I have done this already for Ubuntu in the 1.34-2ubuntu1 package. "dpkg
-L ippusbxd" gives the following 4 non-documentation files in the package:
/.
/etc
/etc/apparmor.d
/etc/apparmor.d/usr.sbin.ippusbxd
/lib
/lib/systemd
/lib/systemd/system
/lib/systemd/system/ippusbxd@.service
/lib/udev
/lib/udev/rules.d
/lib/udev/rules.d/55-ippusbxd.rules
/usr
/usr/sbin
/usr/sbin/ippusbxd
With this USB printers supporting IPP-over-USB will get their ippusbxd
started when plugged in. And as ALL IPP-over-USB support driverless
printing (and scanning if they have a scanner) you can easily print and
scan via the emulated IPP device. Note that for scanning you need SANE
1.0.29 or sane-airscan, and for auto-discovery (independent of whether
you want to print or scan) you need Avahi 0.8.0 or newer.
You can even fax without driver (at least from the command line)
following my simple test described in this GSoC project listing:
https://wiki.linuxfoundation.org/gsoc/google-summer-code-2020-openprinting-projects#support_for_ipp_fax_out
So you simply need to sync with this Ubuntu package ...

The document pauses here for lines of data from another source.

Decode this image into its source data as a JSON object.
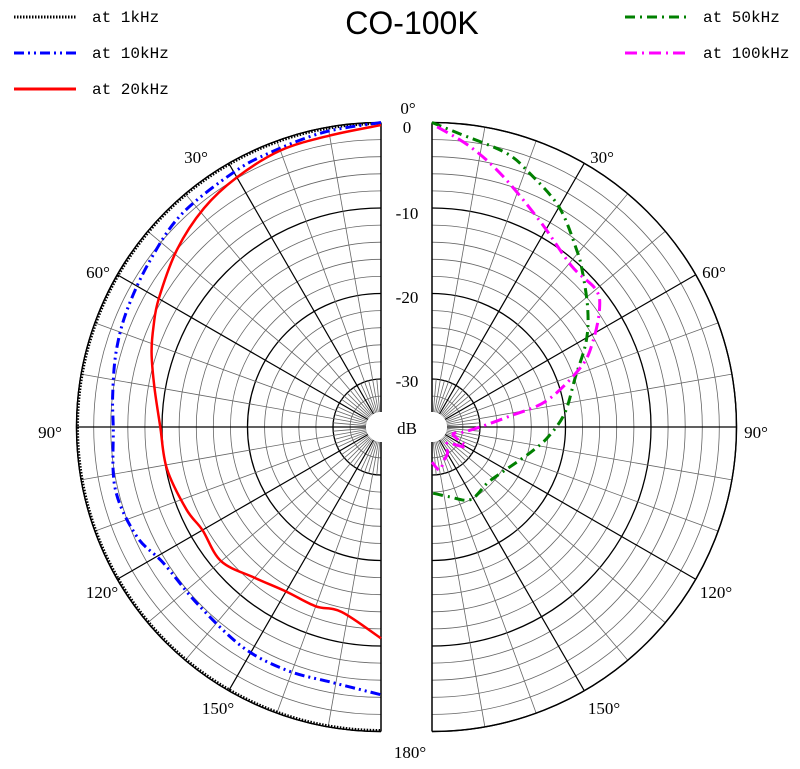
{
  "chart_data": {
    "type": "polar",
    "title": "CO-100K",
    "radial_unit_label": "dB",
    "rlim": [
      -35,
      0
    ],
    "radial_tick_labels": [
      "0",
      "-10",
      "-20",
      "-30"
    ],
    "angle_tick_labels": {
      "top": "0°",
      "bottom": "180°",
      "left": [
        "30°",
        "60°",
        "90°",
        "120°",
        "150°"
      ],
      "right": [
        "30°",
        "60°",
        "90°",
        "120°",
        "150°"
      ]
    },
    "grid": true,
    "legend": [
      {
        "label": "at 1kHz",
        "color": "#000000",
        "style": "dotted",
        "side": "left"
      },
      {
        "label": "at 10kHz",
        "color": "#0000ff",
        "style": "dash-dot-dot",
        "side": "left"
      },
      {
        "label": "at 20kHz",
        "color": "#ff0000",
        "style": "solid",
        "side": "left"
      },
      {
        "label": "at 50kHz",
        "color": "#008000",
        "style": "dash-dot",
        "side": "right"
      },
      {
        "label": "at 100kHz",
        "color": "#ff00ff",
        "style": "dash-dot",
        "side": "right"
      }
    ],
    "series": [
      {
        "name": "at 1kHz",
        "half": "left",
        "angle": [
          0,
          30,
          60,
          90,
          120,
          150,
          180
        ],
        "db": [
          0,
          0,
          0,
          0,
          0,
          0,
          0
        ]
      },
      {
        "name": "at 10kHz",
        "half": "left",
        "angle": [
          0,
          11,
          22,
          30,
          43,
          54,
          65,
          74,
          83,
          90,
          103,
          114,
          122,
          134,
          148,
          159,
          169,
          180
        ],
        "db": [
          0,
          -0.5,
          -1,
          -1.2,
          -1.5,
          -2.3,
          -2.9,
          -3.4,
          -4,
          -4.3,
          -3.7,
          -4.3,
          -5.6,
          -5.8,
          -5.2,
          -5.1,
          -5.2,
          -4.3
        ]
      },
      {
        "name": "at 20kHz",
        "half": "left",
        "angle": [
          0,
          10,
          20,
          30,
          39,
          49,
          60,
          66,
          72,
          80,
          90,
          101,
          113,
          120,
          130,
          140,
          150,
          160,
          168,
          180
        ],
        "db": [
          -0.3,
          -1,
          -1.2,
          -1.9,
          -2.7,
          -4,
          -5.6,
          -6.5,
          -7.4,
          -8.7,
          -9.8,
          -10.1,
          -10.9,
          -11.5,
          -11.2,
          -12.6,
          -13.4,
          -13.3,
          -13.5,
          -10.9
        ]
      },
      {
        "name": "at 50kHz",
        "half": "right",
        "angle": [
          0,
          5,
          15,
          21,
          30,
          39,
          44,
          53,
          61,
          71,
          84,
          95,
          105,
          122,
          135,
          152,
          166,
          180
        ],
        "db": [
          0,
          -1.1,
          -2.4,
          -3.8,
          -5.9,
          -8.8,
          -10.3,
          -12.8,
          -15,
          -17.9,
          -20,
          -22,
          -23.8,
          -25.8,
          -26.4,
          -26,
          -27.2,
          -27.9
        ]
      },
      {
        "name": "at 100kHz",
        "half": "right",
        "angle": [
          1,
          8,
          16,
          28,
          41,
          50,
          55,
          62,
          68,
          77,
          82,
          90,
          100,
          110,
          120,
          130,
          140,
          150,
          160,
          170,
          180
        ],
        "db": [
          -0.5,
          -2.6,
          -5.2,
          -8.5,
          -10.7,
          -10.6,
          -11.7,
          -14.3,
          -16.8,
          -21.8,
          -26.4,
          -30,
          -32,
          -33,
          -31,
          -32.5,
          -33,
          -32,
          -31.5,
          -30.5,
          -31.5
        ]
      }
    ]
  }
}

Also make sure to overtake the latest changes on system-config-printer
from Ubuntu (version 1.5.11-4ubuntu2 or newer, replace
33_ipp-over-usb-support.patch by
33_no-usb-queues-for-ipp-over-usb-printers.patch), so that
system-config-printer does not try to start ippusbxd or auto-create
print queues for IPP-over-USB-capable printers. Due to not being sure
about Debian's system-config-printer I did the ippusbxd change
Ubuntu-only, also as it was close before our Feature Freeze for 20.04.